You could sign up for a higher degree and research your own classroom or school, or simply write and talk about what you do, so others can share it.

Teachers are often overly modest, reluctant to share successful practice, whereas medical practitioners are obliged to evaluate new treatments rigorously and then spread the word.

Remember also that teaching is a social gene. In the second half of your career, as in the first, you will spread knowledge and skills that have taken the human race thousands of years to acquire. There is no higher calling; without you - and others - society would slide back into primitive squalor.

Helping distressed pupils to cope when a teacher dies

A bereavement is a terrible event for anyone, let alone young children. It is not just the loss of someone close, it is the reminder of our own inescapable mortality. Children need various kinds of help, depending on their age and personality. Some may conceal their fear or grief and suffer inside, while others may cry openly, or look distressed.

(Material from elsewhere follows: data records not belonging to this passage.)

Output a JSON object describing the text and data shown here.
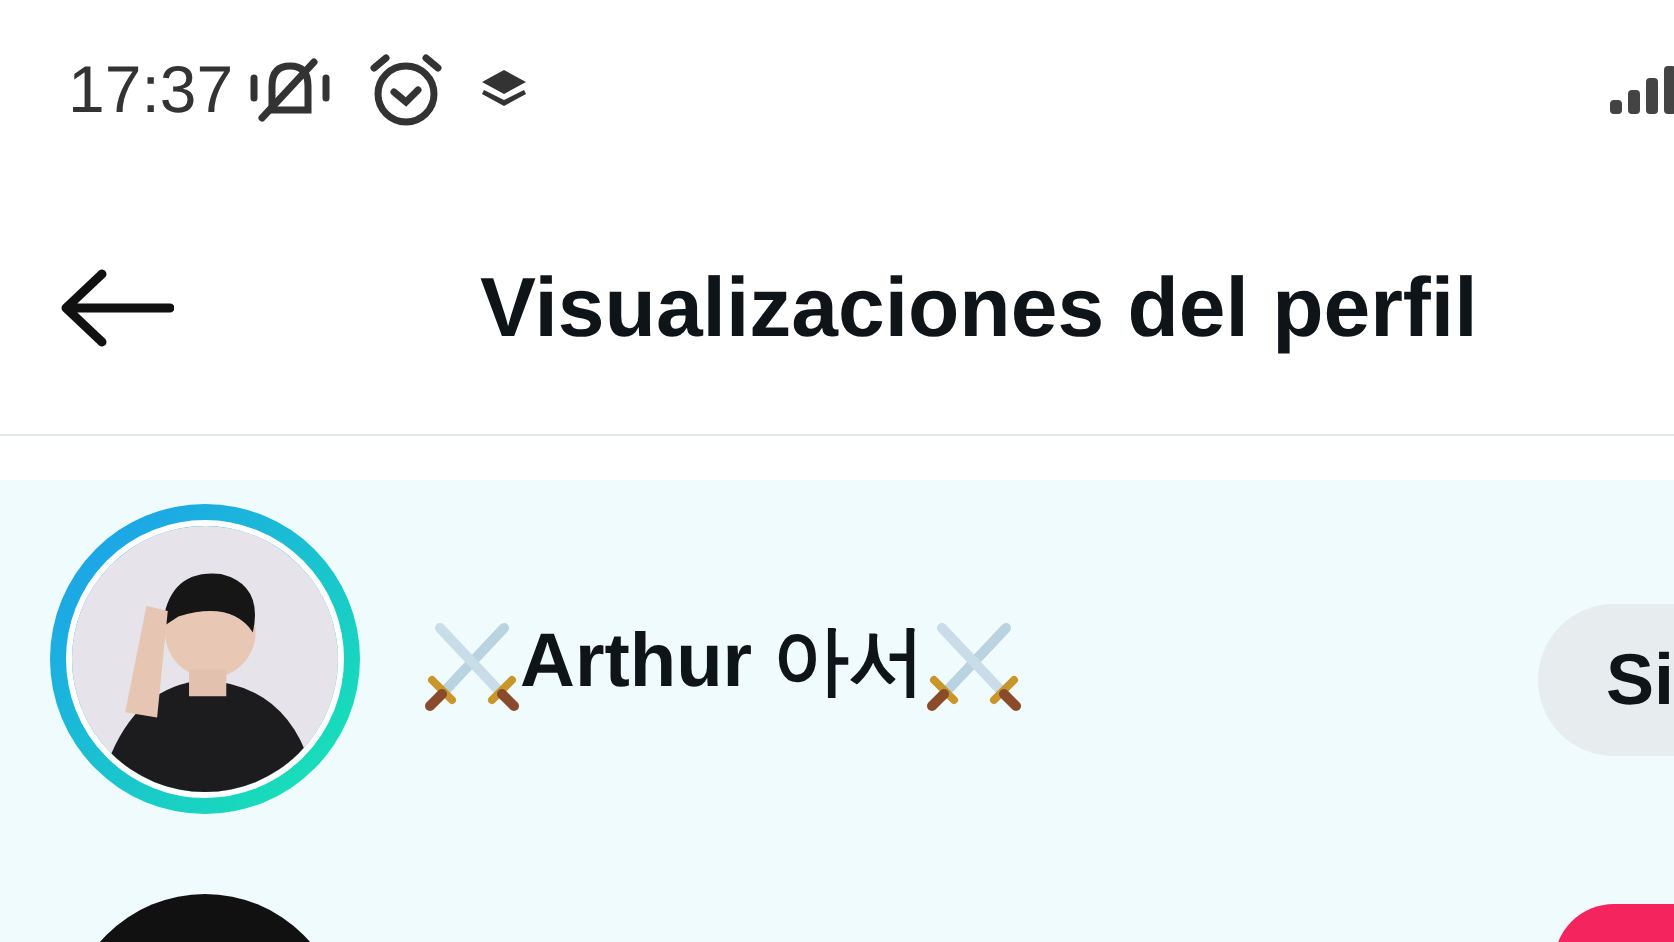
{
  "status_bar": {
    "time": "17:37"
  },
  "header": {
    "title": "Visualizaciones del perfil"
  },
  "viewers": [
    {
      "name": "Arthur 아서",
      "button": "Si",
      "story_ring": true
    },
    {
      "story_ring": false
    }
  ]
}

Letting them talk about the teacher in a way that expresses and eases their emotions, rather than heightens them, can be positive. If children are old enough, talking about death can help: emphasise that today's children will probably live to be 100, that many people believe death is not the end.

Hoodies in school

There's something I have to confess. I am a hoodie. We joggers have been going round in sweatshirts with hoods for years, simply because they have a pouch for your keys and Mint Imperials and a hood to keep off the rain. It's hard to resist mugging people and shoplifting as I pound the streets, because the evil vapours in the hoodie go straight into the bloodstream, but I stave off temptation.

The truth is that hoods are fine, but bad behaviour isn't. Discuss hoods with the wearers. Most will be sensible about the matter. Ban hoods for those who hide under them and behave badly; leave the righteous in peace.